Disclaimer: Assessment expertise may be budgeted on a case-by-case basis, depending on the availability and time commitments of the assessment staff.
Penn State College of Education Center for Evaluation and Education Policy Analysis (CEEPA). The mission of the CEEPA is to provide unbiased, high-quality evaluation and policy analysis services to education and other organizations in the Commonwealth of Pennsylvania and across the nation.
CEEPA researchers have much experience conducting program evaluation, policy analysis, concept mapping, cost analyses, feasibility studies, impact assessments, needs assessments, outcome evaluations, process evaluations, and proposal evaluations in the following sectors:
- Public and private education (PK-12, higher, informal and non-formal, non-traditional)

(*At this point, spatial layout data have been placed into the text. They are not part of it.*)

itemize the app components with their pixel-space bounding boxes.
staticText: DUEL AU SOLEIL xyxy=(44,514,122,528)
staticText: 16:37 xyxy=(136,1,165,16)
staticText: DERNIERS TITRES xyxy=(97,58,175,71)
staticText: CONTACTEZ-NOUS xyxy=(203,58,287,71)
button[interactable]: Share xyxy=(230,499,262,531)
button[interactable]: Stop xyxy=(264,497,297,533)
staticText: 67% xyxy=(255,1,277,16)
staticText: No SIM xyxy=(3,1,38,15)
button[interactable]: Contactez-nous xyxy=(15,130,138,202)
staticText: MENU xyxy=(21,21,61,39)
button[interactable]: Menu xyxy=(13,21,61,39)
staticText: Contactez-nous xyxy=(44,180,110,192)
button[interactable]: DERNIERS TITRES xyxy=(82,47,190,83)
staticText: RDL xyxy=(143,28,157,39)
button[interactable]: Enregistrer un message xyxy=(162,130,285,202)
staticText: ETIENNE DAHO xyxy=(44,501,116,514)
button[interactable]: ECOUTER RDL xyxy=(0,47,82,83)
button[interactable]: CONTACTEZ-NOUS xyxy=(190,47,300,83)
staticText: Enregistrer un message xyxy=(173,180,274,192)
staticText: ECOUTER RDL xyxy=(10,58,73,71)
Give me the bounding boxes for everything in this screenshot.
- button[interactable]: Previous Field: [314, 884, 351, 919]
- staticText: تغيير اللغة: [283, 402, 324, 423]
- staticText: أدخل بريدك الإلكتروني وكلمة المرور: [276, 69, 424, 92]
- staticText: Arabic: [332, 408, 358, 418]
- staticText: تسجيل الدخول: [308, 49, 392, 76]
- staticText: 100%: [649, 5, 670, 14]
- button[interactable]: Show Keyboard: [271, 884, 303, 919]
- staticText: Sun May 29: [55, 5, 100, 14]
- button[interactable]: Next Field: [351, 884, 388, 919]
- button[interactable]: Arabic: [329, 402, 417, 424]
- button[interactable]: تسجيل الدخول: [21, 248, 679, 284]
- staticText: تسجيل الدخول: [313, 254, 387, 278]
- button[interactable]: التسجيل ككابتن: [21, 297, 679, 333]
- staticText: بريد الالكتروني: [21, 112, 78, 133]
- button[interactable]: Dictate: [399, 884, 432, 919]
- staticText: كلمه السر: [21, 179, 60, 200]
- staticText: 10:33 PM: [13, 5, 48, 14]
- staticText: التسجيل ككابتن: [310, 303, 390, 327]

- Regional economies and workforce
- Social services and public welfare
- Health and human development services
- Engineering services
Areas of expertise will expand as the Center brings on additional evaluation specialists.
Penn State Student Affairs Research and Assessment (SARA) seeks to evaluate and improve the student experience and the educational outcomes of students by providing data relevant to Student Affairs, the academic colleges, and the Commonwealth Campuses. To accomplish this, SARA coordinates and assists in the development of a broad range of assessment and evaluation efforts.
Schreyer Consulting Instructors regularly consult with the Schreyer Institute about informal and formal feedback from students (SEEQs & SRTEs). They can help identify strategies to gather student feedback before the end of the semester through Classroom Assessment Techniques (CATs), non-evaluative class observations, and mid-semester class interviews. They are available to assist with interpretation of and responses to student feedback.
Please contact us directly for recommendations of additional University experts.
Examples of Assessment
National Science Foundation: Evaluation and Assessment Capability (EAC) supports NSF decision-makers by studying programs and activities and their impact on the people who participate in and benefit from NSF investments. EAC also provides centralized resources and guidance for data collection, analysis, evaluation design, surveys, and enterprise analytics. EAC engages stakeholders in identifying learning priorities which drive a broad portfolio of projects that use qualitative and quantitative methods, from simple descriptive analysis to advances in modeling, network analysis, and machine learning. (Source: NSF 2024)
United States Department of Agriculture (USDA) provides an excellent Evaluation Framework (see pages 38-41) and examples of analysis. The framework could be adapted to other evaluations as it applies to a wider range of projects.
The National Institutes of Health (NIH) will use the Simplified Peer Review Framework and the Guidance: Rigor and Reproducibility in Grant Applications as important KPIs.
A good example and guidance can be found at Project Evaluation Plan Samples for a Rural Health Network Development Program.
An example of a Logic Model may be found here (requires Penn State SSO credential)
We are happy to provide access to some internal examples of assessment plans for large, complex grant proposals that have received great feedback from the reviewers. Please contact us directly until we can provide those directly through a Penn State access wall.
Disclaimer: Use provided examples only as additional guidance. Each funding agency will have its own guidelines for assessment that will take priority. Your assessment lead should start from that information and follow it closely.